Plantea los hechos en el orfanato de Mamá Rosa, en el 2014, como origen o inicio de la memoria de una nueva humanidad que se encuentra en peregrinación constante. Las brutalidades en Zamora, Michoacán, ocurridas antes, durante y después de ser desmantelado, denunciadas por unos y otros hasta hacer que se confundieran víctimas y victimarios, sirven como metáfora de una nueva humanidad en busca del mar. Pero sean cuales sean los sustratos de inconsciente colectivo, el desarrollo del relato conforma un poema coral excepcionalmente interesante.
En esa peregrinación no sabemos si a las fuentes o hacia el futuro incierto, aunque hay una linealidad generacional, existe un libro sagrado, como en los mitos, que se va escribiendo, sin cerrarse para formar un canon. De modo muy especial me interesó que no sólo se escriba en un plano sino que se haga en tres dimensiones como son los nudos de los quechuas que, me permite saber Monge, son un tipo de “escritura multisensorial”.
De la misma manera, los sentidos y las formas del viaje no son tridimensionales sino que se vuelven pentadimensionales. Van comprendiendo los eternos viajantes “que somos cinco dimensiones —las cinco dimensiones que dan forma al pentágono de sombras al interior del cual yace la luz encerrada—, ... no debíamos seguir atados a la idea de que todo tiene un orden, porque todo, en realidad, está siempre aconteciendo a un mismo tiempo...”

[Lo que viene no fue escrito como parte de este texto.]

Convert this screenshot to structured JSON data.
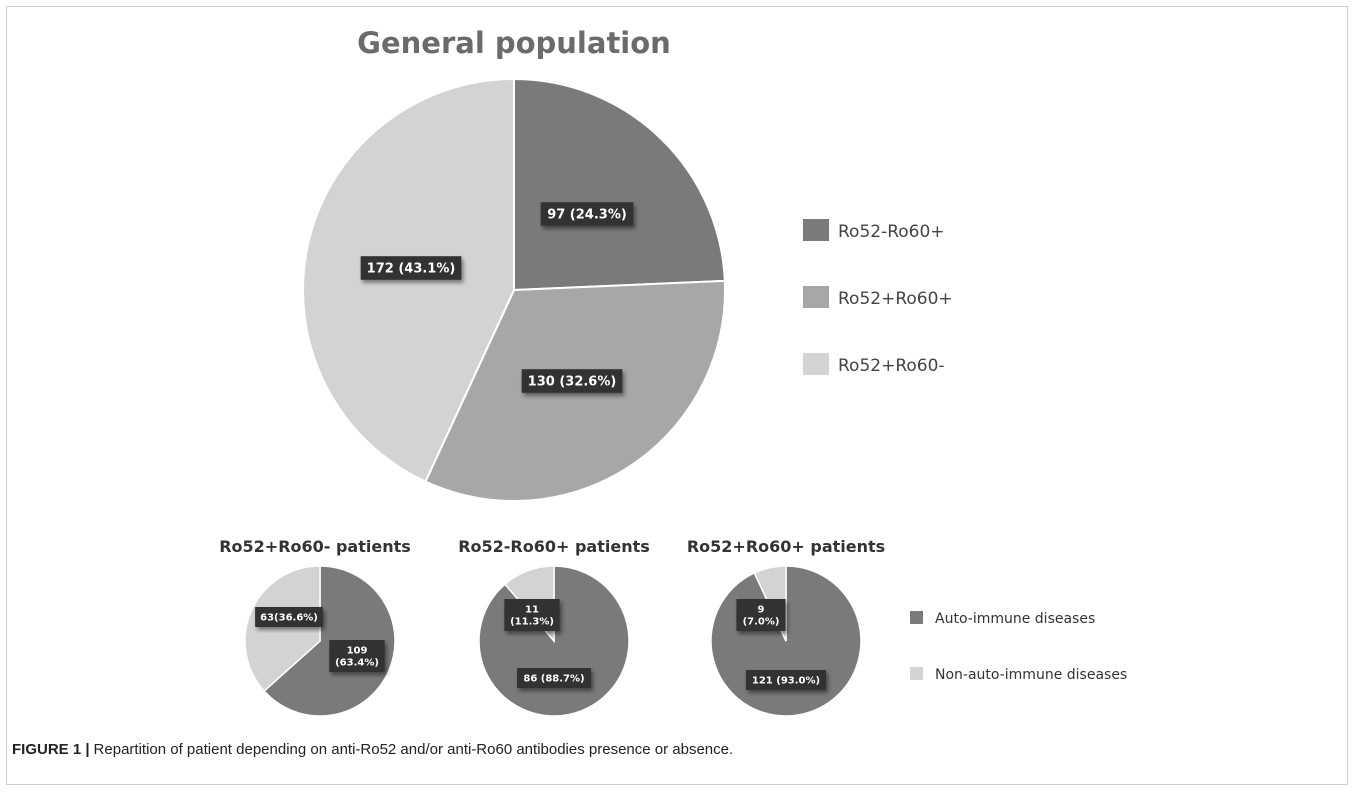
{
  "caption": {
    "label": "FIGURE 1 |",
    "text": "Repartition of patient depending on anti-Ro52 and/or anti-Ro60 antibodies presence or absence."
  },
  "colors": {
    "ro52_ro60pos": "#7a7a7a",
    "ro52pos_ro60pos": "#a7a7a7",
    "ro52pos_ro60neg": "#d3d3d3",
    "autoimmune": "#7a7a7a",
    "nonautoimmune": "#d3d3d3",
    "label_box": "#333333"
  },
  "chart_data": [
    {
      "type": "pie",
      "title": "General population",
      "slices": [
        {
          "name": "Ro52-Ro60+",
          "value": 97,
          "label": "97 (24.3%)",
          "color": "#7a7a7a"
        },
        {
          "name": "Ro52+Ro60+",
          "value": 130,
          "label": "130 (32.6%)",
          "color": "#a7a7a7"
        },
        {
          "name": "Ro52+Ro60-",
          "value": 172,
          "label": "172 (43.1%)",
          "color": "#d3d3d3"
        }
      ],
      "legend": [
        "Ro52-Ro60+",
        "Ro52+Ro60+",
        "Ro52+Ro60-"
      ],
      "legend_position": "right"
    },
    {
      "type": "pie",
      "title": "Ro52+Ro60- patients",
      "slices": [
        {
          "name": "Auto-immune diseases",
          "value": 109,
          "label": [
            "109",
            "(63.4%)"
          ],
          "color": "#7a7a7a"
        },
        {
          "name": "Non-auto-immune diseases",
          "value": 63,
          "label": [
            "63(36.6%)"
          ],
          "color": "#d3d3d3"
        }
      ]
    },
    {
      "type": "pie",
      "title": "Ro52-Ro60+ patients",
      "slices": [
        {
          "name": "Auto-immune diseases",
          "value": 86,
          "label": [
            "86 (88.7%)"
          ],
          "color": "#7a7a7a"
        },
        {
          "name": "Non-auto-immune diseases",
          "value": 11,
          "label": [
            "11",
            "(11.3%)"
          ],
          "color": "#d3d3d3"
        }
      ]
    },
    {
      "type": "pie",
      "title": "Ro52+Ro60+ patients",
      "slices": [
        {
          "name": "Auto-immune diseases",
          "value": 121,
          "label": [
            "121 (93.0%)"
          ],
          "color": "#7a7a7a"
        },
        {
          "name": "Non-auto-immune diseases",
          "value": 9,
          "label": [
            "9",
            "(7.0%)"
          ],
          "color": "#d3d3d3"
        }
      ],
      "legend": [
        "Auto-immune diseases",
        "Non-auto-immune diseases"
      ],
      "legend_position": "right"
    }
  ]
}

Para que esta sensación de cinco voces, ecos, luchas, crímenes, heroísmos y/o partos simultáneos atrape al lector y lo sumerja en ellos son precisos los juegos con los lenguajes, también simultáneos, de los diversos peregrinos. Y ese es el reto principal del cual sale vencedor Emiliano Monge. Ya ha compuesto otro tipo de sinfonías de gran aliento y se sabe capaz de componer en muchos planos.
Yo, que gozo enormemente con la ruptura de fronteras entre géneros, he quedado satisfecho con la factura y angustiado por el sitio al cual apunta. Podría ser la búsqueda de un Aztlán destruido como puede sugerirse al escuchar fragmentos de Visión de los vencidos o de Bernal Díaz del Castillo, pero es más, como sugieren los fragmentos del Popol Vuh: habremos de descender o ascender más en las geografías a la manera quechua de tejer la narrativa.
Pero no vale la pena tratar de ubicarnos en cinco tiempos o en cinco espacios reconocibles cuando es el propio autor quien nos previene: “la clave es renunciar, olvidar la libertad, aceptar que el libre albedrío es una ilusión, igual a cualquier otra que permanezca atrapada en el pentágono que encierra a los sentidos.”
Quizás sea el final o el principio de un milenarismo intuido por Joaquín de Fiore y tal vez hecho carne en Zamora. No lo sé. Desconozco las entrañas de lo edificado por Mamá Rosa.
Cada quien tendrá su respuesta o intentará balbucirla, con mucho menos riesgo que el corrido por Emiliano Monge, tejedor de oscuridades y constructor de un pentágono de sombras que recuerdan al profeta Athanasius Kircher, jesuita, constructor e inagotable maestro de videntes.